そもそも、病理AIの開発とは?
「病理診断」が、どのように行われているのかを細かく分析し、その過程のいたるところに「AI」という道具を導入することで、新しくできることがないか、あるいは効率がよくならないかと、試行錯誤していくことを言う。一般的には道具そのものを作る作業だと思われているけれど、本当はもう少しいろいろなことをやっている。
そう、「AI」とは、道具。
これがたとえば「ハンマー」とか「ノコギリ」のような、単純な構造をしている場合は、ハンマーをどの角度で振り下ろせば釘が効率的に打てるかとか、ノコギリをどれくらいの力で引けば木がきちんと切れるか、みたいなことを検討することで、すぐに大工仕事の効率が上がっていくのだが。
「病理AI」はもうすこし、いや、かなり複雑な道具である。だから研究者の中には、「AIってのは単なる道具じゃないなあ」と感じている人もかなり多い。
木を切る例で言うなら、ノコギリではなく電動チェーンソー、それも切る場所やスピードを勝手に調節してくれるさまざまな機能付き……みたいな感じだ。途中からなんだかロボットとかアンドロイドのイメージもかぶってくる。
さまざまなメカニズムが折り重なっていて、そのメカニズムひとつひとつに「開発」の芽が眠っているし、メカニズムどうしのバランスを整備していく作業も必要。
つまり、「AI開発」と一言で言っても、そこにはものすごくいろいろな研究が含まれている。

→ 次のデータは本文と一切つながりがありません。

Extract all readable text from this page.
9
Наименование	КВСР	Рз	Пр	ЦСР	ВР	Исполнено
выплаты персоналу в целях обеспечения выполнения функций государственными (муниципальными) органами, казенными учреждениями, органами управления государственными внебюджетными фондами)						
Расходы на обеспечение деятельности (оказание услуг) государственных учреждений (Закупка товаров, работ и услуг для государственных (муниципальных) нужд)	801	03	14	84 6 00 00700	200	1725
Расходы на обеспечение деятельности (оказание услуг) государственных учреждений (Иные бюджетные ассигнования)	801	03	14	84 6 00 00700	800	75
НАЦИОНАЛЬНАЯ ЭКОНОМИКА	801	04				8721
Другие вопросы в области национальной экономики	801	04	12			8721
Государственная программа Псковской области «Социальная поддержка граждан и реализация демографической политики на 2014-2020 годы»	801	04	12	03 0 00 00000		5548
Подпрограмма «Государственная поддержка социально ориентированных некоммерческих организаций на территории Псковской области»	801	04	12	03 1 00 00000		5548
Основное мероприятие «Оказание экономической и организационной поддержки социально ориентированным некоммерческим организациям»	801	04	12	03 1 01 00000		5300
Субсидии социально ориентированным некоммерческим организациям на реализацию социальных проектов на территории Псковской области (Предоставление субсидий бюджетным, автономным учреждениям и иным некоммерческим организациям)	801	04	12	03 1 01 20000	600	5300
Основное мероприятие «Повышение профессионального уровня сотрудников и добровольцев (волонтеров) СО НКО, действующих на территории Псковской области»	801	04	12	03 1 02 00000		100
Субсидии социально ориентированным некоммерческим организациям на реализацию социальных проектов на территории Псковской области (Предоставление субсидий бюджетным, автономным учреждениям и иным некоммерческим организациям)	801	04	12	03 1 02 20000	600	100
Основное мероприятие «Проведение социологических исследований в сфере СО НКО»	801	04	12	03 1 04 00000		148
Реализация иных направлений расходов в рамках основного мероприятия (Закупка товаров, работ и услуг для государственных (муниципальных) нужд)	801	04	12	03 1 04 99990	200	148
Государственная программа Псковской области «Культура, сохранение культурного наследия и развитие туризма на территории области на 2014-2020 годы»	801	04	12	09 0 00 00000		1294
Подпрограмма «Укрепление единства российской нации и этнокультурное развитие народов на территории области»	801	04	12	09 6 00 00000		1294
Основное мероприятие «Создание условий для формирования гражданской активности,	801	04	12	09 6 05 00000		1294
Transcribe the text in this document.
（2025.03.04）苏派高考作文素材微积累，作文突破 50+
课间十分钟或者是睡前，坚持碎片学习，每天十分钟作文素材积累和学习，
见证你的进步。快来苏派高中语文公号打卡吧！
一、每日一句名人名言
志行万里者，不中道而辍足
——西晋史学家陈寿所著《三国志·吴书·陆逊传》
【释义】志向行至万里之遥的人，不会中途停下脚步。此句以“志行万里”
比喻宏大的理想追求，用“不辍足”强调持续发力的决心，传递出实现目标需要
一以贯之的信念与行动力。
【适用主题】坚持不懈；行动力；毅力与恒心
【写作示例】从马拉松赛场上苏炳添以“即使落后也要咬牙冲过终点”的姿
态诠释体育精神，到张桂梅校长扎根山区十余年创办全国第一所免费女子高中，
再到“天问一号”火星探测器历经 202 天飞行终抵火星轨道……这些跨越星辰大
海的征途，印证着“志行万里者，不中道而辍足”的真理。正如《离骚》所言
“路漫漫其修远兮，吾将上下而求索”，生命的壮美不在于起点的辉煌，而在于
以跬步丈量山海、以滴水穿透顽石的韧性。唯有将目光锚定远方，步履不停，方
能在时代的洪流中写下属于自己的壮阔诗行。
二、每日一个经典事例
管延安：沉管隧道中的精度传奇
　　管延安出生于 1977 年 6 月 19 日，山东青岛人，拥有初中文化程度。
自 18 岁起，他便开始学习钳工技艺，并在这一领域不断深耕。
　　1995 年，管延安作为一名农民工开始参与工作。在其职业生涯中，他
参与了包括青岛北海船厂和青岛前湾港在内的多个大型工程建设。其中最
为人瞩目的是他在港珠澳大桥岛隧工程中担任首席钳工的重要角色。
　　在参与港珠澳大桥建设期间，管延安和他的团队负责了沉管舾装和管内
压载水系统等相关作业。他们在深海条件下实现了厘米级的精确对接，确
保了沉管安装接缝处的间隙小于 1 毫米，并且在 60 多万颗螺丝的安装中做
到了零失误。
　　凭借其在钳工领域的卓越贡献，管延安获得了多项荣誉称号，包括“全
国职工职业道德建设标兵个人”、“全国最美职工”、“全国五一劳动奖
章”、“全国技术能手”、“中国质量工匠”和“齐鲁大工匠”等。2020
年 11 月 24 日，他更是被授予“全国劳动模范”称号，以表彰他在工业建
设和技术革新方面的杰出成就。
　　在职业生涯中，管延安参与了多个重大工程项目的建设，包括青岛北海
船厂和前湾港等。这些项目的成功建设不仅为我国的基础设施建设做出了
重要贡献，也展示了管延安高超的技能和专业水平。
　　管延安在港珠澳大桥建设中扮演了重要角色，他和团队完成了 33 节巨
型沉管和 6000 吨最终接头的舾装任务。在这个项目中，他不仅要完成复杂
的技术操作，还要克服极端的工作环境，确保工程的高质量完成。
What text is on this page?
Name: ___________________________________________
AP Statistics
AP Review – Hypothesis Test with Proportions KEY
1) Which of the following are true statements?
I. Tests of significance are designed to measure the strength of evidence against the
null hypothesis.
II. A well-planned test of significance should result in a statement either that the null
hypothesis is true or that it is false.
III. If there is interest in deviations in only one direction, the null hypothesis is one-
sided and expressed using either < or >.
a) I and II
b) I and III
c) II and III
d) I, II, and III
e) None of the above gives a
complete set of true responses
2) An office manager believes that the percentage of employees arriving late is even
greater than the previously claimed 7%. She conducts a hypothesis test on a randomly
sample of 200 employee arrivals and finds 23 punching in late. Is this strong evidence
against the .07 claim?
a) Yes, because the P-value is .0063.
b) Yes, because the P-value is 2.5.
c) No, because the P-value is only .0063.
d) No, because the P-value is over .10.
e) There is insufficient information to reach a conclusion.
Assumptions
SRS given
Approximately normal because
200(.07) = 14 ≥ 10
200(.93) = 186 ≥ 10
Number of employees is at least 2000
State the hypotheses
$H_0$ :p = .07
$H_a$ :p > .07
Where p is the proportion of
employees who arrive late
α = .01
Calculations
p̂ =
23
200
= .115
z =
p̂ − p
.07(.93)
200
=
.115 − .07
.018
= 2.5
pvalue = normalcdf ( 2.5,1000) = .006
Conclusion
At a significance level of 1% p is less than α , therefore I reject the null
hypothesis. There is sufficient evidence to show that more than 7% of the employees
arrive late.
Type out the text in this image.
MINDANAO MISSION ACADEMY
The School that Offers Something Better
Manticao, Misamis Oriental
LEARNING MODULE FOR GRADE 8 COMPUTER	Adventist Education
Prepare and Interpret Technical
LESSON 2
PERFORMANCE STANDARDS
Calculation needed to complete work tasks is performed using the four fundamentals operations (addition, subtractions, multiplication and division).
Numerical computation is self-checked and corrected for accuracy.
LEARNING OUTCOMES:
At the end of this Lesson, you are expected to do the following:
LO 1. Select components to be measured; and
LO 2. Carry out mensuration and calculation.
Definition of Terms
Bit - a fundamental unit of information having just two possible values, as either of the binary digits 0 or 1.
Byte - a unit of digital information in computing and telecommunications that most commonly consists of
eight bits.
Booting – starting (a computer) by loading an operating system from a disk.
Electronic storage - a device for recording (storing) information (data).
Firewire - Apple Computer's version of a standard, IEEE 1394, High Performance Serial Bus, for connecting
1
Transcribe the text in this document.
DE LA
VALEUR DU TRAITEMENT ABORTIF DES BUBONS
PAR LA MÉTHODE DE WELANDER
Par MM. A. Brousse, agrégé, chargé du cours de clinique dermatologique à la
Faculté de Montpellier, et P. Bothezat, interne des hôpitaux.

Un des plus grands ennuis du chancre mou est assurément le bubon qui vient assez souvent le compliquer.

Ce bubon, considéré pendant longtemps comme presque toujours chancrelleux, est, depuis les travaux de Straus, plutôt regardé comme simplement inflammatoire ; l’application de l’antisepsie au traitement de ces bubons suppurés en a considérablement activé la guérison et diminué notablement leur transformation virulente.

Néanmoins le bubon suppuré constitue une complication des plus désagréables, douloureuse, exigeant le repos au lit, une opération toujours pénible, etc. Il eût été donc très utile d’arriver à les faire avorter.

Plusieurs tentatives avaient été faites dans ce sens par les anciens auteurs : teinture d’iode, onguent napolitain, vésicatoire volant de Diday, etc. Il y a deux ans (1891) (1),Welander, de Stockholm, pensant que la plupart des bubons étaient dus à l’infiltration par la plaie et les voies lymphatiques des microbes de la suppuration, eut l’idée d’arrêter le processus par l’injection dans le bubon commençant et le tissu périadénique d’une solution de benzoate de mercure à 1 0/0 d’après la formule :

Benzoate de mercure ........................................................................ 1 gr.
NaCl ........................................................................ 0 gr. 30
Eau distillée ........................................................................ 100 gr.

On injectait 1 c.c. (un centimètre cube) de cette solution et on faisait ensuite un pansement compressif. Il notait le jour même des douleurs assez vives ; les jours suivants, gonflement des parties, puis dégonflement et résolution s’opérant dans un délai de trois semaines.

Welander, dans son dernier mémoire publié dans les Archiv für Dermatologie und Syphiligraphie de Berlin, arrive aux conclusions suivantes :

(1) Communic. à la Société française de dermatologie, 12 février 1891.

さきほどのノコギリ・チェーンソーの例に戻って考えよう。チェーンソーに対する研究とは?
たとえば、
「チェーンソーの歯を効率よく研ぐための石を採掘するためのショベルカーの運転免許をとるにあたって必要な運転免許試験場に配備する練習用の重機の組み立て方」
を研究している人がいたりする。
チェーンソーの歯を効率よく研ぐための石を採掘するためのショベルカーの運転免許をとるにあたって必要な運転免許試験場に配備する練習用の重機の組み立て方を新たに考え出した人が、「自分はチェーンソー開発に携わっている!」と言うことは、間違ってはいない。
しかし、はたからみると、「えっそれ、重機の組み立て研究じゃないの?」としか見えないだろう。
思わず、「それがチェーンソーで木を切る役に立つの?」とも言いたくなってしまうだろう。
ノーベル賞受賞者にメディアの方々がインタビューするときに、「それは何の役に立つのですか?」という質問をぶつけてしまうのと、本質的には同じ構造なのだが、実際に病理AI開発に携わっていると、うん、無理もないなあ、と感じることもある。
研究の最先端だけをクローズアップして見ると、「これってチェーンソーとは似ても似つかない重機の話じゃん」となってしまうし、「その重機を組み立てられるようになったからって、今ここにある木がうまく切れるわけじゃないよね?」とつっこみたくなる。しかし、つながっているのだ。それは必ず診療につながっている。かなり俯瞰して、かなり未来を読まないと、自分が今やっていることがいつか患者の役に立つとはなかなか考えがたいのだが、それはいつかどこかで役に立つ……し、ま、ぜんぶひっくり返すようなことを言うと、「役に立たなそうであっても研究開発することはいいこと」なのだ。
だって、重機の組み立て方を研究したら、チェーンソー以外にもなんかとんでもないところで応用が利くかもしれないだろう。それに、重機の組み立て方そのものだって、知的好奇心を刺激するものに違いはないのである。